How many health leaders see themselves as teachers who strengthen their accusations? How many are trapped in an arms race mentality with the “competition”, or trying to catch the wave of the next hype cycle? How much better would things like care quality and professional satisfaction be if the focus was on marginal gain instead of transformation-of-everything-narratives which inevitably falls short? After all, real innovation is a mysterious thing. Would have generated a central planning initiative Fosbury flop?
I wonder what person like Bowerman made his runners more effective by personally making them faster shoes and lighter uniforms, would have to say about inefficient, time-consuming and distracting electronic record systems. His efforts to personally create better equipment for his runners almost certainly increased their confidence in him. Imagine if healthcare organizations’ current “data is the new oil” mantra was replaced with a targeted focus on a user-friendly, labor-saving electronic journal that improved patient care and facilitated medical research. It is a sure bet that morale would improve, burnout would fall, productivity would rise, and trust in management would return.

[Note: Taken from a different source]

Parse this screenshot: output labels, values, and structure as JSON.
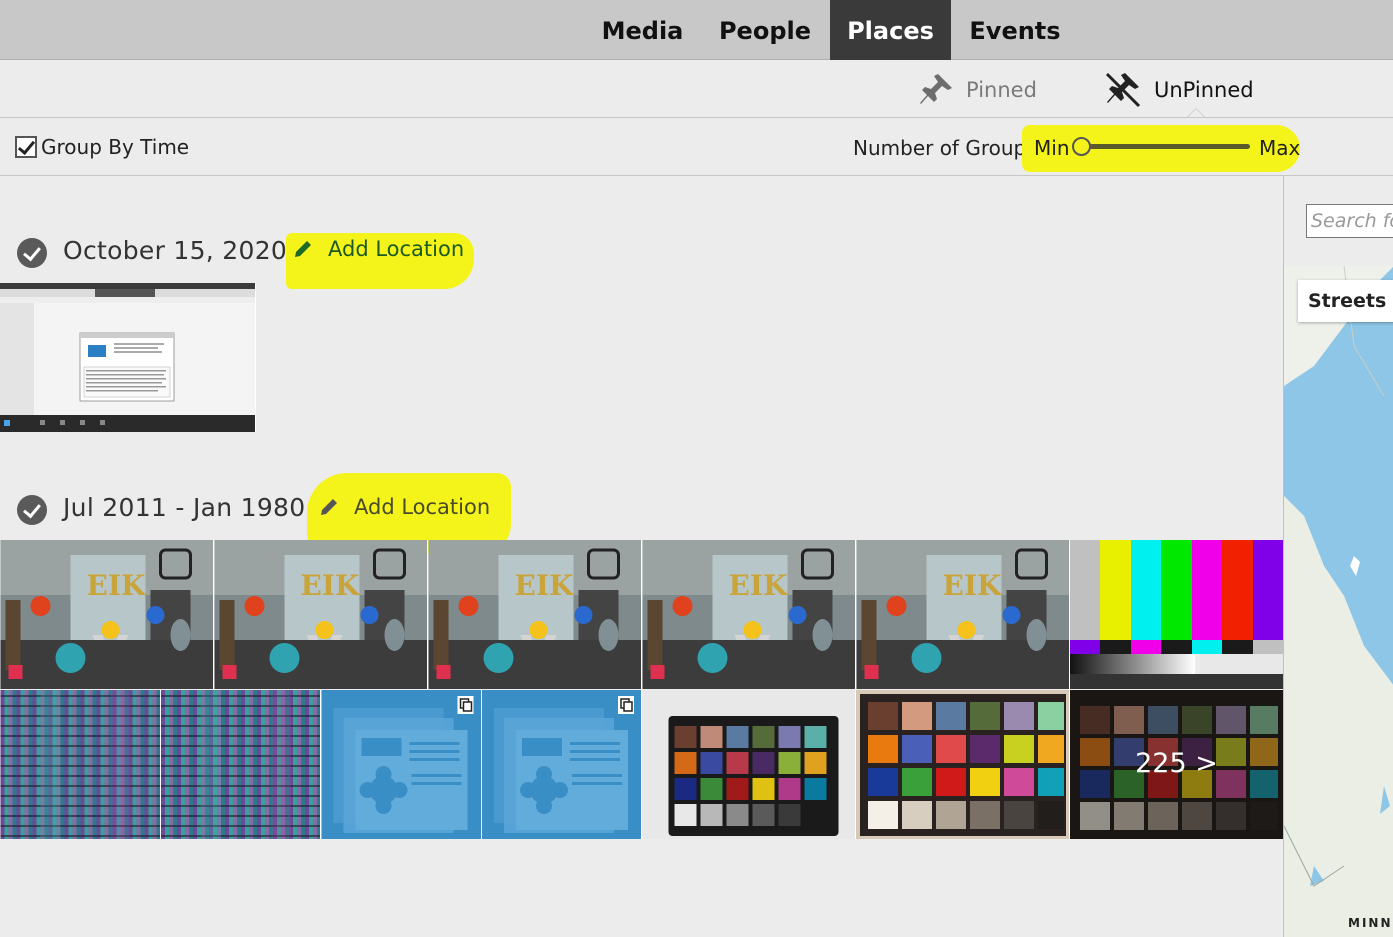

I am struck by other lessons from the human performance world. One is the ability of elite coaches and sports organizations to reduce the overhead of life and distractions for their artists. If doctors, nurses and researchers were seen as artists, they would be offered routine access to things like training tables and concierge services to ease the routine burdens of life. The disappearing advantage at home in the National Football League shows what happens when the athlete is in focus: The teams have the logistics so perfectly calibrated that players are not distracted by travel.
So what is the question, or perhaps the solution? See the biomedical and health professional worlds as serviced by skilled artists rather than staffed by a workforce. Once the basic insight is adopted, it can be traded systematically. Large and small actions with a focus on performers can lead to broad-based performance improvements, which in turn will lead to better results and improved professional satisfaction – and institutional financial scoreboards will perform fine, if not better.
But as Wooden reminded his players, “Play your game and your plan. Don’t look at the scoreboard.” It’s hard to do in the short run. But for healthcare professionals and researchers, it is either that or repeatedly hitting what someone would certainly describe as the post-pandemic marathon wall.
Michael J. Joyner is an anesthesiologist and physiologist at the Mayo Clinic. The views here are his own.